With most machine learning tasks we look to ensure we have plenty of data for simple things such as cross validation metrics like a train/ validation/ test split. To our surprise we had much less data than we were used to. 65 instances in which the result was “Good site” and 24 instances in which the result was “Not Good Site”. My immediate thought was “uh oh”.
-1 in the above figure are the sites that have undergone initial assessment, but have not been assessed by the senior team.
Previously most tasks we have come across involved the idea of “too much data” (not really a thing in data science), but here the issue was: can we reasonably create a model in which the predictions are accurate enough to give Bridges to Prosperity more help than a field expert could?
Not only was the training data microscopic, it was also entirely imbalanced. When it rains it pouts amirite?
Our brainstorming led us to a few possible tools for use. Semi-supervised learning, SMOTE and Near Miss were the three chosen paths for a guiding hope in this problem. Semi-Supervised learning turned out to be a flop (< 25% accuracy), so we will focus on SMOTE
Synthetic Minority Over-sampling Technique
Utilizing SMOTE was the best chance we had at increasing our models efficacy and reducing the risk of overfitting the data. SMOTE works by looking at the locations in which the minority classes resides in vector space, it draws lines between all those points, then adds data points to class along those lines. In a simple world where everything is 2D its relatively easy to imagine. When data points are multi-dimensional, it can be a little harder to visualize.
Sounds pretty simple, build an ideal model, slap SMOTE in there and done. Everyone gets a prediction!… Not so fast, if we are creating data points, we need some way to validate the model is working appropriately. This is where cross-validation techniques comes in.
This is where all 4 teammates heads had to be put together. Everyone took to their notebooks to create their own ideal model and build out their own path to validation. Some visualized, some tested, some relied on numbers. We all came to a similar question. “We need to settle on the least wrong model” Yes I said that right, least wrong.

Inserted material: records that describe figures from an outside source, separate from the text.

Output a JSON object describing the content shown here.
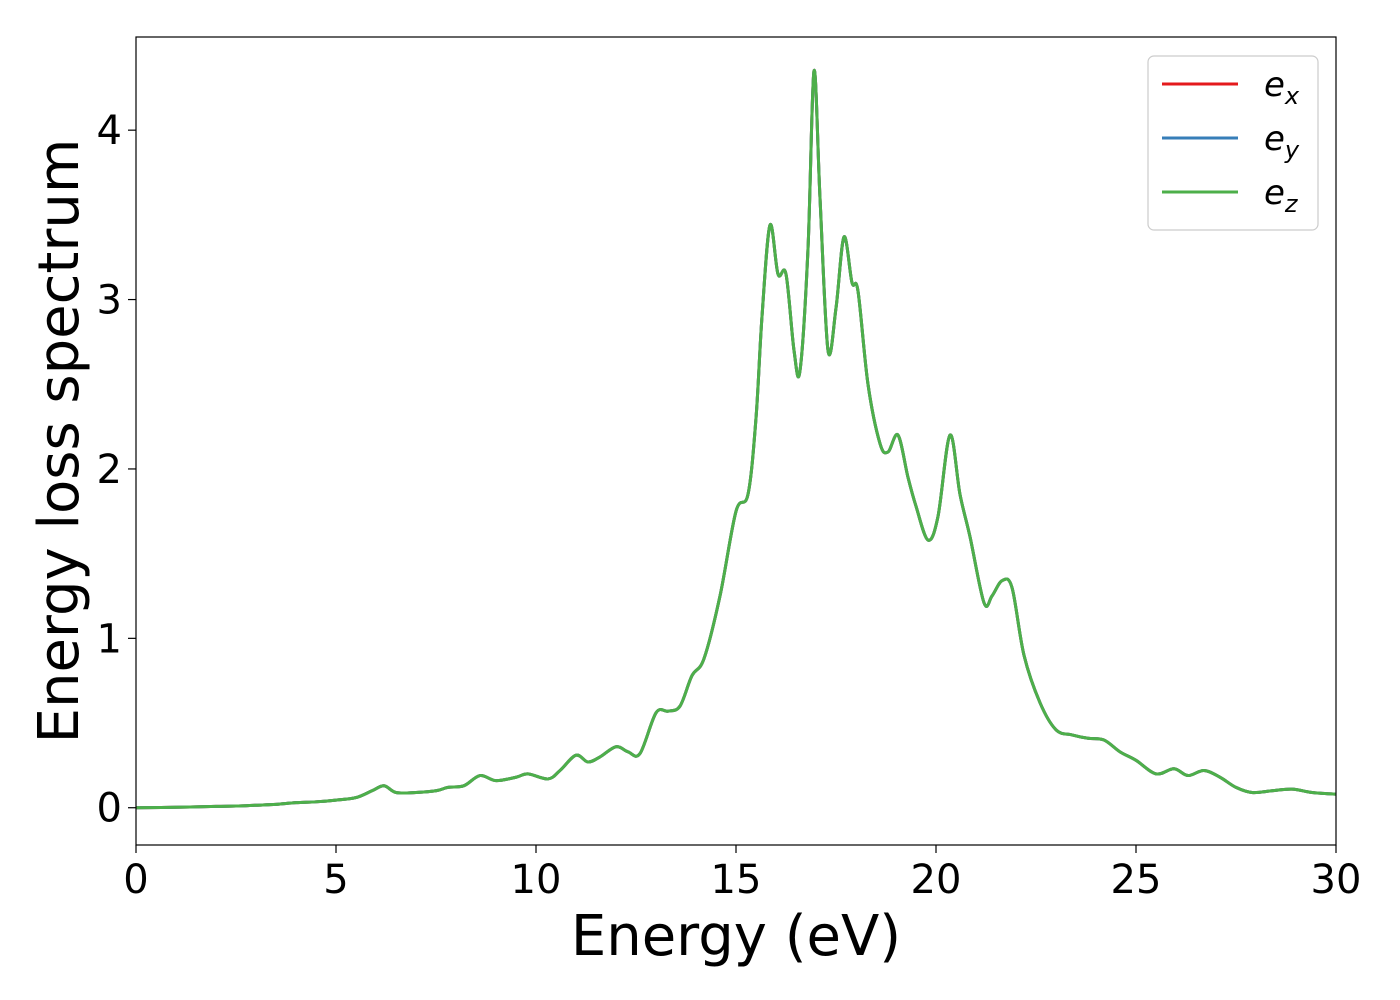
{
  "chart_data": {
    "type": "line",
    "xlabel": "Energy (eV)",
    "ylabel": "Energy loss spectrum",
    "xlim": [
      0,
      30
    ],
    "ylim": [
      -0.22,
      4.55
    ],
    "xticks": [
      "0",
      "5",
      "10",
      "15",
      "20",
      "25",
      "30"
    ],
    "yticks": [
      "0",
      "1",
      "2",
      "3",
      "4"
    ],
    "grid": false,
    "legend_position": "top-right",
    "x": [
      0,
      1,
      2,
      2.5,
      3,
      3.5,
      4,
      4.5,
      5,
      5.5,
      5.9,
      6.2,
      6.5,
      7,
      7.5,
      7.8,
      8.2,
      8.6,
      9,
      9.5,
      9.8,
      10.3,
      10.6,
      11,
      11.3,
      11.6,
      12,
      12.3,
      12.6,
      13,
      13.3,
      13.6,
      13.9,
      14.2,
      14.6,
      15,
      15.3,
      15.5,
      15.65,
      15.85,
      16.05,
      16.25,
      16.45,
      16.6,
      16.8,
      16.95,
      17.1,
      17.3,
      17.5,
      17.7,
      17.9,
      18.05,
      18.3,
      18.6,
      18.8,
      19.05,
      19.3,
      19.5,
      19.8,
      20.05,
      20.35,
      20.6,
      20.85,
      21.2,
      21.4,
      21.65,
      21.9,
      22.2,
      22.6,
      23,
      23.4,
      23.8,
      24.2,
      24.6,
      25,
      25.5,
      25.95,
      26.3,
      26.7,
      27.1,
      27.5,
      27.9,
      28.4,
      28.9,
      29.4,
      30
    ],
    "series": [
      {
        "name": "e",
        "subscript": "x",
        "color": "#e41a1c",
        "values": [
          0,
          0.003,
          0.008,
          0.01,
          0.015,
          0.02,
          0.03,
          0.035,
          0.045,
          0.06,
          0.1,
          0.13,
          0.09,
          0.09,
          0.1,
          0.12,
          0.13,
          0.19,
          0.16,
          0.18,
          0.2,
          0.17,
          0.22,
          0.31,
          0.27,
          0.3,
          0.36,
          0.33,
          0.32,
          0.56,
          0.57,
          0.6,
          0.78,
          0.88,
          1.25,
          1.75,
          1.85,
          2.3,
          2.9,
          3.44,
          3.15,
          3.15,
          2.7,
          2.58,
          3.3,
          4.35,
          3.6,
          2.7,
          2.95,
          3.37,
          3.1,
          3.05,
          2.5,
          2.15,
          2.1,
          2.2,
          1.95,
          1.78,
          1.58,
          1.72,
          2.2,
          1.85,
          1.6,
          1.21,
          1.25,
          1.34,
          1.3,
          0.9,
          0.62,
          0.46,
          0.43,
          0.41,
          0.4,
          0.33,
          0.28,
          0.2,
          0.23,
          0.19,
          0.22,
          0.18,
          0.12,
          0.09,
          0.1,
          0.11,
          0.09,
          0.08
        ]
      },
      {
        "name": "e",
        "subscript": "y",
        "color": "#377eb8",
        "values": [
          0,
          0.003,
          0.008,
          0.01,
          0.015,
          0.02,
          0.03,
          0.035,
          0.045,
          0.06,
          0.1,
          0.13,
          0.09,
          0.09,
          0.1,
          0.12,
          0.13,
          0.19,
          0.16,
          0.18,
          0.2,
          0.17,
          0.22,
          0.31,
          0.27,
          0.3,
          0.36,
          0.33,
          0.32,
          0.56,
          0.57,
          0.6,
          0.78,
          0.88,
          1.25,
          1.75,
          1.85,
          2.3,
          2.9,
          3.44,
          3.15,
          3.15,
          2.7,
          2.58,
          3.3,
          4.35,
          3.6,
          2.7,
          2.95,
          3.37,
          3.1,
          3.05,
          2.5,
          2.15,
          2.1,
          2.2,
          1.95,
          1.78,
          1.58,
          1.72,
          2.2,
          1.85,
          1.6,
          1.21,
          1.25,
          1.34,
          1.3,
          0.9,
          0.62,
          0.46,
          0.43,
          0.41,
          0.4,
          0.33,
          0.28,
          0.2,
          0.23,
          0.19,
          0.22,
          0.18,
          0.12,
          0.09,
          0.1,
          0.11,
          0.09,
          0.08
        ]
      },
      {
        "name": "e",
        "subscript": "z",
        "color": "#4daf4a",
        "values": [
          0,
          0.003,
          0.008,
          0.01,
          0.015,
          0.02,
          0.03,
          0.035,
          0.045,
          0.06,
          0.1,
          0.13,
          0.09,
          0.09,
          0.1,
          0.12,
          0.13,
          0.19,
          0.16,
          0.18,
          0.2,
          0.17,
          0.22,
          0.31,
          0.27,
          0.3,
          0.36,
          0.33,
          0.32,
          0.56,
          0.57,
          0.6,
          0.78,
          0.88,
          1.25,
          1.75,
          1.85,
          2.3,
          2.9,
          3.44,
          3.15,
          3.15,
          2.7,
          2.58,
          3.3,
          4.35,
          3.6,
          2.7,
          2.95,
          3.37,
          3.1,
          3.05,
          2.5,
          2.15,
          2.1,
          2.2,
          1.95,
          1.78,
          1.58,
          1.72,
          2.2,
          1.85,
          1.6,
          1.21,
          1.25,
          1.34,
          1.3,
          0.9,
          0.62,
          0.46,
          0.43,
          0.41,
          0.4,
          0.33,
          0.28,
          0.2,
          0.23,
          0.19,
          0.22,
          0.18,
          0.12,
          0.09,
          0.1,
          0.11,
          0.09,
          0.08
        ]
      }
    ]
  }
}
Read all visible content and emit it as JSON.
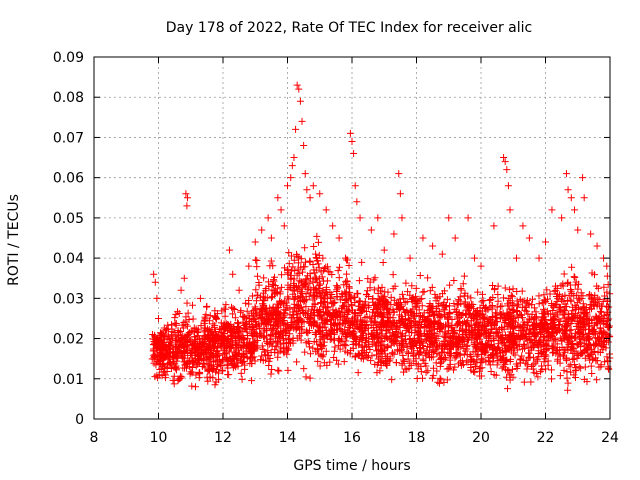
{
  "chart_data": {
    "type": "scatter",
    "title": "Day 178 of 2022, Rate Of TEC Index for receiver alic",
    "xlabel": "GPS time / hours",
    "ylabel": "ROTI / TECUs",
    "xlim": [
      8,
      24
    ],
    "ylim": [
      0,
      0.09
    ],
    "xticks": [
      "8",
      "10",
      "12",
      "14",
      "16",
      "18",
      "20",
      "22",
      "24"
    ],
    "yticks": [
      "0",
      "0.01",
      "0.02",
      "0.03",
      "0.04",
      "0.05",
      "0.06",
      "0.07",
      "0.08",
      "0.09"
    ],
    "grid": true,
    "marker": "+",
    "series": [
      {
        "name": "ROTI",
        "color": "#ff0000",
        "points": [
          [
            9.85,
            0.036
          ],
          [
            9.9,
            0.034
          ],
          [
            9.95,
            0.03
          ],
          [
            10.0,
            0.025
          ],
          [
            10.7,
            0.032
          ],
          [
            10.8,
            0.035
          ],
          [
            10.85,
            0.056
          ],
          [
            10.9,
            0.055
          ],
          [
            10.88,
            0.053
          ],
          [
            11.3,
            0.03
          ],
          [
            11.5,
            0.028
          ],
          [
            11.8,
            0.025
          ],
          [
            12.2,
            0.042
          ],
          [
            12.3,
            0.036
          ],
          [
            12.5,
            0.032
          ],
          [
            12.8,
            0.038
          ],
          [
            13.0,
            0.044
          ],
          [
            13.2,
            0.047
          ],
          [
            13.4,
            0.05
          ],
          [
            13.5,
            0.045
          ],
          [
            13.7,
            0.055
          ],
          [
            13.8,
            0.052
          ],
          [
            13.9,
            0.048
          ],
          [
            14.0,
            0.058
          ],
          [
            14.1,
            0.06
          ],
          [
            14.15,
            0.063
          ],
          [
            14.2,
            0.065
          ],
          [
            14.25,
            0.072
          ],
          [
            14.3,
            0.083
          ],
          [
            14.35,
            0.082
          ],
          [
            14.4,
            0.079
          ],
          [
            14.45,
            0.074
          ],
          [
            14.5,
            0.068
          ],
          [
            14.55,
            0.061
          ],
          [
            14.6,
            0.057
          ],
          [
            14.7,
            0.055
          ],
          [
            14.8,
            0.058
          ],
          [
            15.0,
            0.056
          ],
          [
            15.2,
            0.052
          ],
          [
            15.4,
            0.048
          ],
          [
            15.6,
            0.045
          ],
          [
            15.8,
            0.04
          ],
          [
            15.95,
            0.071
          ],
          [
            16.0,
            0.069
          ],
          [
            16.05,
            0.066
          ],
          [
            16.1,
            0.058
          ],
          [
            16.15,
            0.054
          ],
          [
            16.25,
            0.05
          ],
          [
            16.6,
            0.047
          ],
          [
            16.8,
            0.05
          ],
          [
            17.0,
            0.042
          ],
          [
            17.3,
            0.046
          ],
          [
            17.45,
            0.061
          ],
          [
            17.5,
            0.056
          ],
          [
            17.55,
            0.05
          ],
          [
            17.8,
            0.04
          ],
          [
            18.2,
            0.045
          ],
          [
            18.5,
            0.043
          ],
          [
            18.8,
            0.041
          ],
          [
            19.0,
            0.05
          ],
          [
            19.2,
            0.045
          ],
          [
            19.6,
            0.05
          ],
          [
            19.8,
            0.04
          ],
          [
            20.0,
            0.038
          ],
          [
            20.4,
            0.048
          ],
          [
            20.7,
            0.065
          ],
          [
            20.75,
            0.064
          ],
          [
            20.8,
            0.062
          ],
          [
            20.85,
            0.058
          ],
          [
            20.9,
            0.052
          ],
          [
            21.1,
            0.04
          ],
          [
            21.3,
            0.048
          ],
          [
            21.5,
            0.045
          ],
          [
            21.8,
            0.04
          ],
          [
            22.0,
            0.044
          ],
          [
            22.2,
            0.052
          ],
          [
            22.5,
            0.05
          ],
          [
            22.65,
            0.061
          ],
          [
            22.7,
            0.057
          ],
          [
            22.8,
            0.055
          ],
          [
            22.9,
            0.052
          ],
          [
            23.0,
            0.047
          ],
          [
            23.15,
            0.06
          ],
          [
            23.2,
            0.055
          ],
          [
            23.4,
            0.046
          ],
          [
            23.6,
            0.043
          ],
          [
            23.8,
            0.04
          ],
          [
            23.9,
            0.038
          ]
        ]
      }
    ],
    "dense_bands": [
      {
        "x0": 9.8,
        "x1": 10.4,
        "lo": 0.008,
        "hi": 0.022
      },
      {
        "x0": 10.4,
        "x1": 12.0,
        "lo": 0.006,
        "hi": 0.025
      },
      {
        "x0": 12.0,
        "x1": 13.0,
        "lo": 0.007,
        "hi": 0.028
      },
      {
        "x0": 13.0,
        "x1": 14.0,
        "lo": 0.008,
        "hi": 0.035
      },
      {
        "x0": 14.0,
        "x1": 15.0,
        "lo": 0.009,
        "hi": 0.04
      },
      {
        "x0": 15.0,
        "x1": 16.0,
        "lo": 0.008,
        "hi": 0.036
      },
      {
        "x0": 16.0,
        "x1": 18.0,
        "lo": 0.007,
        "hi": 0.033
      },
      {
        "x0": 18.0,
        "x1": 20.0,
        "lo": 0.006,
        "hi": 0.031
      },
      {
        "x0": 20.0,
        "x1": 22.0,
        "lo": 0.006,
        "hi": 0.03
      },
      {
        "x0": 22.0,
        "x1": 24.0,
        "lo": 0.006,
        "hi": 0.033
      }
    ]
  }
}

Once we settled on a model to bring back to Abbie, we made sure to bring the caveats with it. We knew it could be created, but relied upon, no. Making sure to include all conclusions with the model she was able to add our model predictions as data points for her decision making process. As anyone should do, take our predictions as suggestions, more than anything else.
Going into the experience, I was a little nervous in general, maybe call it stage fright. It’s very exciting to work with a real problem. From the start I have always been obsessed with impact, can my work make a difference in whatever I’m doing. I was extremely excited to make a positive mark on this already incredible company and mission.
As Data Scientists we have a responsibility to abide but not only being an expert in the first half of our name, but the second half as well. Science is a process, a process that makes suggestions, not predictions. When we find that the Null Hypothesis can be rejected, our next step is to suggest an alternative. We hope to support the suggestion with certainty and significance, examples and models. But when push comes to shove, being a Data Scientist is much more than making a model and shipping the best result for the stakeholder. It is respecting the process and understanding everything involved outside of what goes on within a notebook.
Wanted to give a huge Thank you to Abbie at Bridges to Prosperity for entrusting me and my team to work on her projects, listen to our results, and answer our questions. I am very thankful for the experience and the hard work of all my teammates, Web and Data Science. It had been a fun and eventful 4 weeks!